What is the Matthews Correlation Coefficient?
The Matthews correlation coefficient is a single-value statistic derived from the confusion matrix—the 2×2 table of observed versus predicted binary outcomes. It measures how well a classifier discriminates between positive and negative cases.
Ranges and interpretation:
- +1: Perfect classification; all predictions match reality
- 0: Performance indistinguishable from random chance
- −1: Complete disagreement; predictions are perfectly wrong
MCC excels when class distributions are unbalanced (e.g., 95% healthy, 5% diseased). Traditional accuracy can mislead in such scenarios—a classifier labeling everyone as healthy achieves 95% accuracy despite being useless. MCC penalizes this false competence.
Matthews Correlation Coefficient Formula
The MCC calculation combines all four confusion matrix cells:
MCC = (TP × TN − FP × FN) / √[(TP + FP)(TP + FN)(TN + FP)(TN + FN)]
TP— True positives: positive cases correctly predictedTN— True negatives: negative cases correctly predictedFP— False positives: negative cases incorrectly predicted as positiveFN— False negatives: positive cases incorrectly predicted as negative
Related Binary Classification Metrics
Beyond MCC, five companion metrics provide complementary perspectives on classifier behaviour:
- Sensitivity (recall): Of actual positives, what fraction did the model catch?
TP / (TP + FN) - Specificity: Of actual negatives, what fraction was correctly rejected?
TN / (TN + FP) - Precision: Of predicted positives, how many were correct?
TP / (TP + FP) - Accuracy: Overall correctness across both classes.
(TP + TN) / (TP + TN + FP + FN) - F1 score: Harmonic mean balancing precision and recall.
2 × TP / (2 × TP + FP + FN)
MCC integrates all four confusion matrix terms, making it more robust than any single metric alone.
Common Pitfalls in Binary Classification Evaluation
Avoid these mistakes when assessing model performance with MCC and related statistics.

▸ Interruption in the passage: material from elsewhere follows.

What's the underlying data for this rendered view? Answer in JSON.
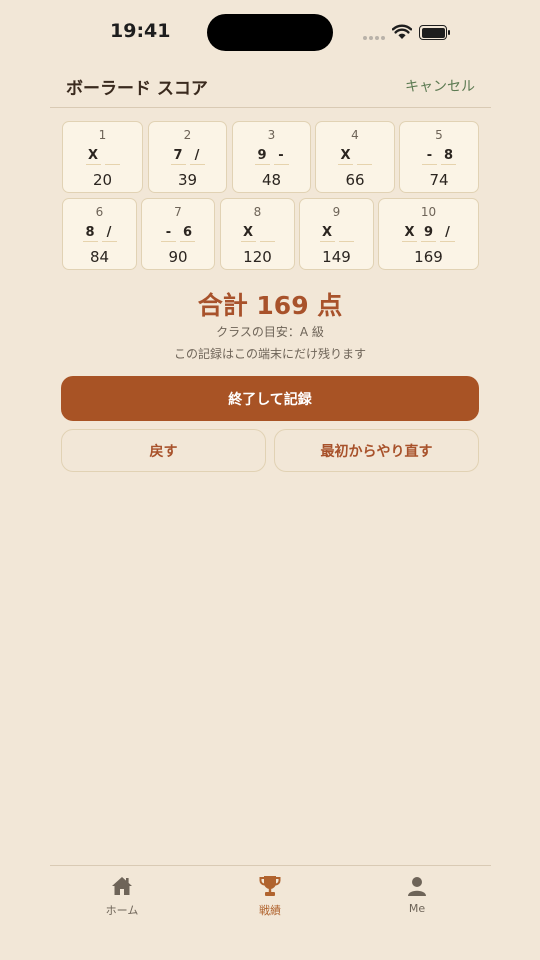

- Relying on accuracy for imbalanced data — If your positive class represents only 2% of observations, a naive classifier predicting everything as negative will score 98% accuracy. Always examine sensitivity and specificity separately, or use MCC, which penalises both false positives and false negatives equally.
- Confusing sensitivity with specificity — Sensitivity catches disease-positive patients (true positive rate); specificity identifies disease-free patients correctly (true negative rate). High sensitivity with low specificity means you flag everyone as sick, causing unnecessary treatment and harm.
- Forgetting the denominator can be zero — If your data contains no true positives and no false positives, the denominator in some formulas becomes zero, causing division errors. Ensure your confusion matrix has realistic distributions before computing metrics.
- Misinterpreting negative MCC values — Negative MCC does not mean the model is merely worse than random—it indicates systematic disagreement, as if predictions were inverted. This warrants investigation into labeling conventions, feature scaling, or data leakage rather than dismissal.
Practical Example: Quality Control in Manufacturing
A ceramic factory inspects 100 plates for defects. An automated system flags 30 plates as defective, but manual inspection reveals only 25 are actually defective. Of the 25 truly defective plates, the system caught 20.
Confusion matrix:
- TP (correctly flagged as defective): 20
- FP (incorrectly flagged as defective): 10
- TN (correctly passed): 65
- FN (missed defects): 5
MCC = (20 × 65 − 10 × 5) / √[(30)(25)(75)(70)] = 1200 / √3,937,500 ≈ 0.60. This moderate positive value indicates the system performs reasonably but has room for improvement in reducing false positives (wasted rework).